On the domestic front, household spending fell 1.9% in the first quarter, which was below the fourth quarter’s 1.5% contraction. Moreover, fixed investment contracted 3.4% in Q1, marking the worst result since Q2 2022 (Q4 2022: +13.1% yoy). In contrast, public spending bounced back, growing 0.2% in Q1 (Q4 2022: -1.3% yoy).
On the external front, exports of goods and services slid at a softer rate of 6.9% in Q1 (Q4 2022: -7.3% yoy). Conversely, imports of goods and services deteriorated, contracting 7.3% in Q1 (Q4 2022: +3.6% yoy), marking the worst performance in over two years.
On a seasonally adjusted quarter-on-quarter basis, GDP dropped 0.6% in Q1, following the previous quarter’s 1.0% decrease. Q1’s reading marked the smallest contraction since Q4 2021.
Looking ahead, our panel anticipates the economy will decline again year on year in Q2, before rebounding in the second half of the year. Throughout the remainder of 2023, stubborn price pressures, tighter monetary conditions and weakening activity across Europe will stifle growth prospects. Energy prices, the global economic outlook and additional spillovers from the war in Ukraine are key factors to watch.
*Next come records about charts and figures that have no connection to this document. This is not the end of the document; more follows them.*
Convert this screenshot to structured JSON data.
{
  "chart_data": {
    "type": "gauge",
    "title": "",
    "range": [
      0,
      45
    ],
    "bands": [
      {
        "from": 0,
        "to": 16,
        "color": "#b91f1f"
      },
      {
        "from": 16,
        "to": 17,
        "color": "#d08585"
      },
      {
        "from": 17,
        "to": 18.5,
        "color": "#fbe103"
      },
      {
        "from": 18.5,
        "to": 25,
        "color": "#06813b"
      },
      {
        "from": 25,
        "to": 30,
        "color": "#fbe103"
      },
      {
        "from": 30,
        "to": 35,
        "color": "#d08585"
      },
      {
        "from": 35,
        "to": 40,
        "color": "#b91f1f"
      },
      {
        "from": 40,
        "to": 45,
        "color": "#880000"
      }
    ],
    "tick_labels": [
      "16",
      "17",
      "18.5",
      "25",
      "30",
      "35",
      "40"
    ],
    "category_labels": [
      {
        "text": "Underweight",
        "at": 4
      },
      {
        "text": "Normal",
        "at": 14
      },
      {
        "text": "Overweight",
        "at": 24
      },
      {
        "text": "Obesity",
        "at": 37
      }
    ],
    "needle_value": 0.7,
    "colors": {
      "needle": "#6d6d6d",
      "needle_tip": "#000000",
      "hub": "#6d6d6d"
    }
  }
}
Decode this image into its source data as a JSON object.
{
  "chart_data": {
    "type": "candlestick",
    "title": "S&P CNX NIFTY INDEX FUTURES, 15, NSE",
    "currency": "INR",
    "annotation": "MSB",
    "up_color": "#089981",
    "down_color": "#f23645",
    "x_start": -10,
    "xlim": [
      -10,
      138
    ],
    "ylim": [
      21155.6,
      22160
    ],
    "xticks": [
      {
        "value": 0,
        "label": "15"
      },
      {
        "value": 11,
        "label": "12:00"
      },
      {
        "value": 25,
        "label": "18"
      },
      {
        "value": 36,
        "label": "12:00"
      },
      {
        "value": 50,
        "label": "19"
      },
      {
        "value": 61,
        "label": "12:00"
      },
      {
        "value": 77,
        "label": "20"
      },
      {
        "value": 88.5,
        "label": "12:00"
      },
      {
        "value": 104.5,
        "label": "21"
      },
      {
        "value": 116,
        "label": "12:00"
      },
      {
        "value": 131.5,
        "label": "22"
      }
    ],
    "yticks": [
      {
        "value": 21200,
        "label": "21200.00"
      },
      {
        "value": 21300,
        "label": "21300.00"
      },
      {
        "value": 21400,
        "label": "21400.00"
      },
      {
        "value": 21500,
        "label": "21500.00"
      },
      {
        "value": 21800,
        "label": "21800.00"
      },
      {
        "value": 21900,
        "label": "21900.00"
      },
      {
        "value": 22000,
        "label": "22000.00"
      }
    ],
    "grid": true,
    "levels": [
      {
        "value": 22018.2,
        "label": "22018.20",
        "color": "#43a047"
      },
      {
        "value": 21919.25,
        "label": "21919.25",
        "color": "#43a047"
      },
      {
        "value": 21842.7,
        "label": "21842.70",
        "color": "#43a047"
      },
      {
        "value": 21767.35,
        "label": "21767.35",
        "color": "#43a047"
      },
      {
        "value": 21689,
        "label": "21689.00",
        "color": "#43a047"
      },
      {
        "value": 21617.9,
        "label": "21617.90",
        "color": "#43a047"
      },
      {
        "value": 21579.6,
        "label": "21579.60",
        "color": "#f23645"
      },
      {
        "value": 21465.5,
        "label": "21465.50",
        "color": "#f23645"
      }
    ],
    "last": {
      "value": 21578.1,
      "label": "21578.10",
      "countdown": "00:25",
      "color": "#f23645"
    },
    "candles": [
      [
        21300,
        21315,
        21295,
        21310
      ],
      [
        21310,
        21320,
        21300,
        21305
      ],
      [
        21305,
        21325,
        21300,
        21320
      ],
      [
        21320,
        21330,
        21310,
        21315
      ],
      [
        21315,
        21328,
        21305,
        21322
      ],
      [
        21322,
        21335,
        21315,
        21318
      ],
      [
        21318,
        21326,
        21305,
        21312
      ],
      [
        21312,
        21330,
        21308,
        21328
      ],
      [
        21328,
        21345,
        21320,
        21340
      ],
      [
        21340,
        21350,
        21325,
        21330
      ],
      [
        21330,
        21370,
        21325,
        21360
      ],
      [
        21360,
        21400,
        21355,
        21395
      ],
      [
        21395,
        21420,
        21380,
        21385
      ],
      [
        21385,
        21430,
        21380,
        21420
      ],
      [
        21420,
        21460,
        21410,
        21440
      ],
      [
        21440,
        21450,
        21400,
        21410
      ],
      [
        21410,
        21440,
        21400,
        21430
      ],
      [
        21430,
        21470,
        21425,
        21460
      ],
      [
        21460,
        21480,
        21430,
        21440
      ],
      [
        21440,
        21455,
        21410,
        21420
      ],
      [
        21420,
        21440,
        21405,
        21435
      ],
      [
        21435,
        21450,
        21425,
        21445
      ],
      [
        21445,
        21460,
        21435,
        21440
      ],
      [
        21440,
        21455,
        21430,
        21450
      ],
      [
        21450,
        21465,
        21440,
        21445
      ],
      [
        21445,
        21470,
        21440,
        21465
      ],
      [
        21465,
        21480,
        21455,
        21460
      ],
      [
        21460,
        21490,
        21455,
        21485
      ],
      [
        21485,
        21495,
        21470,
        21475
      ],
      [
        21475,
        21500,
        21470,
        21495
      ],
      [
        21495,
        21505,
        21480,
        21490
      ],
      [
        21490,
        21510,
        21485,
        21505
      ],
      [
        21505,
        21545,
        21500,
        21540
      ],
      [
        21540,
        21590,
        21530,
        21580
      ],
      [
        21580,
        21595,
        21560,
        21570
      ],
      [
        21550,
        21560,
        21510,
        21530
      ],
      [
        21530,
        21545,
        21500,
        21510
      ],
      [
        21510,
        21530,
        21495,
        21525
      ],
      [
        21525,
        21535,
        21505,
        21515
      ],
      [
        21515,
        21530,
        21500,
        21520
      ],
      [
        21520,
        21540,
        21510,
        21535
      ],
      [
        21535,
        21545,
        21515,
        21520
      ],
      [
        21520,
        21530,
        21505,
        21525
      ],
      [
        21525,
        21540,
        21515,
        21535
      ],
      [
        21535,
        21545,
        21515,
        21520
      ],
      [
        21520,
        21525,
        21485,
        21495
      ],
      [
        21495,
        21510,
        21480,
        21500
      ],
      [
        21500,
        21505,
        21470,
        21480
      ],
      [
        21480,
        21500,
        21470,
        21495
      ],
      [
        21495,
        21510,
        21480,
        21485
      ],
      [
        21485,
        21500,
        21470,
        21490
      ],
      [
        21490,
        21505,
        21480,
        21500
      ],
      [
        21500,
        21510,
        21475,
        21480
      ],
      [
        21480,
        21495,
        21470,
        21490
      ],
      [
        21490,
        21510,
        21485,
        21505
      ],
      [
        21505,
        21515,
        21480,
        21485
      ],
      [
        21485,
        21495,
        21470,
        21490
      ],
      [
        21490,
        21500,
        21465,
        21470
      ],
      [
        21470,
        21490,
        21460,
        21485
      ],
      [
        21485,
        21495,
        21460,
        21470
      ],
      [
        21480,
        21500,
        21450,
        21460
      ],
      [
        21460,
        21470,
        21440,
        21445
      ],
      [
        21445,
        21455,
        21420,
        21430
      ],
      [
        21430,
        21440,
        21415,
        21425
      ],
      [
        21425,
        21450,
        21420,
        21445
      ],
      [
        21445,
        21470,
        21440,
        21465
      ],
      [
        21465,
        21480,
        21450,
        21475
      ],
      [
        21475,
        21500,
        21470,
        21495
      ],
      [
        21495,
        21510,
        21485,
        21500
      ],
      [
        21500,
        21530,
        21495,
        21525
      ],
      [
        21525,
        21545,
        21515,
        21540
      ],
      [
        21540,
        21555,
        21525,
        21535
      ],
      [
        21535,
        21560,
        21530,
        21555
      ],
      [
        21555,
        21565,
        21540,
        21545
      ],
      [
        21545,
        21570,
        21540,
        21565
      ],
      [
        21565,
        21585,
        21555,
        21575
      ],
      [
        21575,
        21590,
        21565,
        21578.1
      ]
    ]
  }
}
Analysts at Scope Ratings commented on the outlook:
“This year, Scope expects some recovery in economic activity, which will though be restrained by lasting effects of high inflation and the cost-of-living crisis. While robust wage growth will gradually reduce the erosion of purchasing power following the price shock last year, this will also contribute to erode external competitiveness, dampening exports amid timid external demand. In addition, tight financing conditions are likely to discourage investment, though this will in part be offset by the ramping up of EU funds inflows.”